Des objets excentriques
La première moitié du XVIIe siècle correspond aussi à la naissance de l’ébénisterie en France. Venus d’Allemagne et des Pays-Bas, les “menuisiers en ébène” introduisent, à Paris, le cabinet, meuble d’apparat en bois plaqué d’ébène, composé de compartiments et de tiroirs fermés par des vantaux, dont l’exemple daté vers 1630, provenant d’une collection particulière, offre une belle évocation.
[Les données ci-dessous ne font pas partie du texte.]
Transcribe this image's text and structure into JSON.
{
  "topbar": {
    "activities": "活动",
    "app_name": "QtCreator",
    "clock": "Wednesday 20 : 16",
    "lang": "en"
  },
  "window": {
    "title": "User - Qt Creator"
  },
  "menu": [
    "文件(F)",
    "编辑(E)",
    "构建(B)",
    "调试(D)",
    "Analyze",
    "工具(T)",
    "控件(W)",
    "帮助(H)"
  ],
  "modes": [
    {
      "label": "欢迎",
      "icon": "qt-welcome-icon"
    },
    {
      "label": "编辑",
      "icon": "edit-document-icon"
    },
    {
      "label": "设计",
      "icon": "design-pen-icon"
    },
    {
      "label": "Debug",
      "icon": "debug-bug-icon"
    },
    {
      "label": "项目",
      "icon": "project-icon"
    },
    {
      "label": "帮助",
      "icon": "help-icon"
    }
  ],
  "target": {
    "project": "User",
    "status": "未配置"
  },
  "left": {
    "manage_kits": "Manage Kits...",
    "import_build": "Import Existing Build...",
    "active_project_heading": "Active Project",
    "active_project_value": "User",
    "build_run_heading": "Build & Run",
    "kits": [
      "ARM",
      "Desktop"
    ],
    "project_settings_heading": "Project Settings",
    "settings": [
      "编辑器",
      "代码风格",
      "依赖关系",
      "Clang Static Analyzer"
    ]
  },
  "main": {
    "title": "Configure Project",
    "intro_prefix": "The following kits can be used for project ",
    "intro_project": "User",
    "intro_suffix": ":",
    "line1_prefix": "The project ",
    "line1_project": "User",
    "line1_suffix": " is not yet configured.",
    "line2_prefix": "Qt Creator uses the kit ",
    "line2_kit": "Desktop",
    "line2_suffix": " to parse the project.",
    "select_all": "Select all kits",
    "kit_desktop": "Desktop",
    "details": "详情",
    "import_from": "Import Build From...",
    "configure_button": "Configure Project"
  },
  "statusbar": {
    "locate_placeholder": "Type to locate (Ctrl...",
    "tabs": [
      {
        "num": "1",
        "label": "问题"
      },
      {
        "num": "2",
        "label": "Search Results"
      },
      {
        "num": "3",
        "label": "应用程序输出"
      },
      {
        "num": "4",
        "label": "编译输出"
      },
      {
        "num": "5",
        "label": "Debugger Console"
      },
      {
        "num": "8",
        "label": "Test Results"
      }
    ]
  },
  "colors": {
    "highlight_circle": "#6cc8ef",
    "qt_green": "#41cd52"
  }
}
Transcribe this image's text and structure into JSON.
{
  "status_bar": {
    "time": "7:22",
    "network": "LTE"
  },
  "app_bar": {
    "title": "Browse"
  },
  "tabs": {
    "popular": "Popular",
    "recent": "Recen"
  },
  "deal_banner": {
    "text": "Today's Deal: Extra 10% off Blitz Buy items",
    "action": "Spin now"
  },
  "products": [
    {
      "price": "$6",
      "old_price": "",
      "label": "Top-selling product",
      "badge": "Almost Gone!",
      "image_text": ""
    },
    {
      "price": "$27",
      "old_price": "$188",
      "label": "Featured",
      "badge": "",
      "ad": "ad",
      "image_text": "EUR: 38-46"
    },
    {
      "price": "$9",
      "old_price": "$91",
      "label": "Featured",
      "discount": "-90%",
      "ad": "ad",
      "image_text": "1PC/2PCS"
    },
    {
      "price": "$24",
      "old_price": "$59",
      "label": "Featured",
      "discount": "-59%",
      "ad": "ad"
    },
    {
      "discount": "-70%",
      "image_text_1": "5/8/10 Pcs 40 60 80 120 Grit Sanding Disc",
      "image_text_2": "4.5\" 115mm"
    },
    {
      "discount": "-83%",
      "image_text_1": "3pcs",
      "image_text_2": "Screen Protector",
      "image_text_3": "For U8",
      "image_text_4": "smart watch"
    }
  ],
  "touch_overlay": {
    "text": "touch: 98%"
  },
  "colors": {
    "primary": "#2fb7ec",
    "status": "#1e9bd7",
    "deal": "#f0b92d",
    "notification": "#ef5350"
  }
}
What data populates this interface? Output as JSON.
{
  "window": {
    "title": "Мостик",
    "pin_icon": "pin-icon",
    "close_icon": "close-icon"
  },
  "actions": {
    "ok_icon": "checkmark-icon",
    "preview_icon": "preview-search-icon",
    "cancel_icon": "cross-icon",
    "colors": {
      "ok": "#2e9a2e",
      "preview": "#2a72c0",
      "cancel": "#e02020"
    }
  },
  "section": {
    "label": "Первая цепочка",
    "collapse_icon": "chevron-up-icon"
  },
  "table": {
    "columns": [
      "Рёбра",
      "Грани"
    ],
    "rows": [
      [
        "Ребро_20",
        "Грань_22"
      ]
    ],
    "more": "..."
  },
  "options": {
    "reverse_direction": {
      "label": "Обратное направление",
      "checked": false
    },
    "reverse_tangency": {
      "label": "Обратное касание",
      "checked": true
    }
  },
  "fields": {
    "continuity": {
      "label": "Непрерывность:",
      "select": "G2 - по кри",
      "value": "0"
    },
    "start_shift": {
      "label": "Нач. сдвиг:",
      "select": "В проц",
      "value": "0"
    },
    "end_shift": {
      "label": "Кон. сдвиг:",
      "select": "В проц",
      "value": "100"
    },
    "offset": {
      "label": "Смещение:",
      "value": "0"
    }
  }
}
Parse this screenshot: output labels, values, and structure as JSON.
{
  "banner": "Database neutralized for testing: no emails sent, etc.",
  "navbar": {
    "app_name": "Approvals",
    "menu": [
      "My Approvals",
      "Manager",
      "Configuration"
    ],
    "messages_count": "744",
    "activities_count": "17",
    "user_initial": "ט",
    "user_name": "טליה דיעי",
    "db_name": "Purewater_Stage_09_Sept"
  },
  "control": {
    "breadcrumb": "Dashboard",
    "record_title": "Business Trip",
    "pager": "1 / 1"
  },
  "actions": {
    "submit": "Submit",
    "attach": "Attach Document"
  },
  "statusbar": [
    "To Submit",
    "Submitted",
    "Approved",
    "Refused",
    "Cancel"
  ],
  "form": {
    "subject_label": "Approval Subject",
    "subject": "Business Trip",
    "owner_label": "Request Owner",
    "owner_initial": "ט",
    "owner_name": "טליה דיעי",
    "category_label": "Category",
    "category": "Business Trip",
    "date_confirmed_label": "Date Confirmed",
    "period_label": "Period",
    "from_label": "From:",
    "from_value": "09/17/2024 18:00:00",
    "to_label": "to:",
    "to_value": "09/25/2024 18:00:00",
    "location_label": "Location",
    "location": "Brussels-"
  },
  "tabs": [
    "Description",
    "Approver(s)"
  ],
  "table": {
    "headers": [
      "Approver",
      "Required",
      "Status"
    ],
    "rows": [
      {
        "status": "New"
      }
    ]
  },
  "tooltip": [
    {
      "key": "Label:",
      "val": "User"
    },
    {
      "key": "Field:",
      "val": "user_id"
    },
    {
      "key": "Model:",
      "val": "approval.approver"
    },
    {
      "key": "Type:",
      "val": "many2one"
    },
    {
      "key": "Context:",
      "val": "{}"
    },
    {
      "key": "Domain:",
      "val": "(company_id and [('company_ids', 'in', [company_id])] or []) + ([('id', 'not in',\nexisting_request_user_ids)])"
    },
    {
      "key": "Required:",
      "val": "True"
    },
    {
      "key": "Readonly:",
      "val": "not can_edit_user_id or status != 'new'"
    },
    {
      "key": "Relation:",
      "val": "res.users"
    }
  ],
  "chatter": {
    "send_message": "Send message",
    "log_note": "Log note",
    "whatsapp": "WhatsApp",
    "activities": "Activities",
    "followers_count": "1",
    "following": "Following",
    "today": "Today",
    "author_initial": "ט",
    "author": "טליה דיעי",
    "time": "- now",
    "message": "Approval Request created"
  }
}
En orfèvrerie, le style “cosse de pois” – ainsi intitulé en raison de ses formes longilignes et rondes – illustre parfaitement la synthèse, opérée par les arts décoratifs, des goûts flamands, pour les motifs végétaux et les formes rebondies, et italiens, pour les lignes tranchantes, pointues et effilées. Des nombreuses fontes occasionnées par les guerres et les crises ne subsistent que quelques pièces, dont les plus spectaculaires restent l’aiguière et le bassin d’Henriette-Marie de France (1625), conservées à Moscou. D’autres objets, plus excentriques, sont aussi exposés telle l’aiguière (1630-1635) imaginée par Pierre Delabarre à partir d’un vase-camée antique très endommagé. L’anse a été transformée en dragon, la monture ornée de petites feuilles polychromes rehausées de rubis, tandis que des figures humaines animales ou monstrueuses sont venues enrichir le décor végétal. Très spectaculaire, le vase est à l’image des arts décoratifs sous Louis XIII : exubérant. Partie intégrante du décor au XVIIe siècle, la peinture est à peine évoquée et les portraits de Louis XIII ou de Richelieu, initialement prévus, manquent à l’appel. On peut aussi regretter l’aspect trop traditionnel de la scénographie, qui se contente, bien souvent, d’aligner les objets derrière de simples vitrines.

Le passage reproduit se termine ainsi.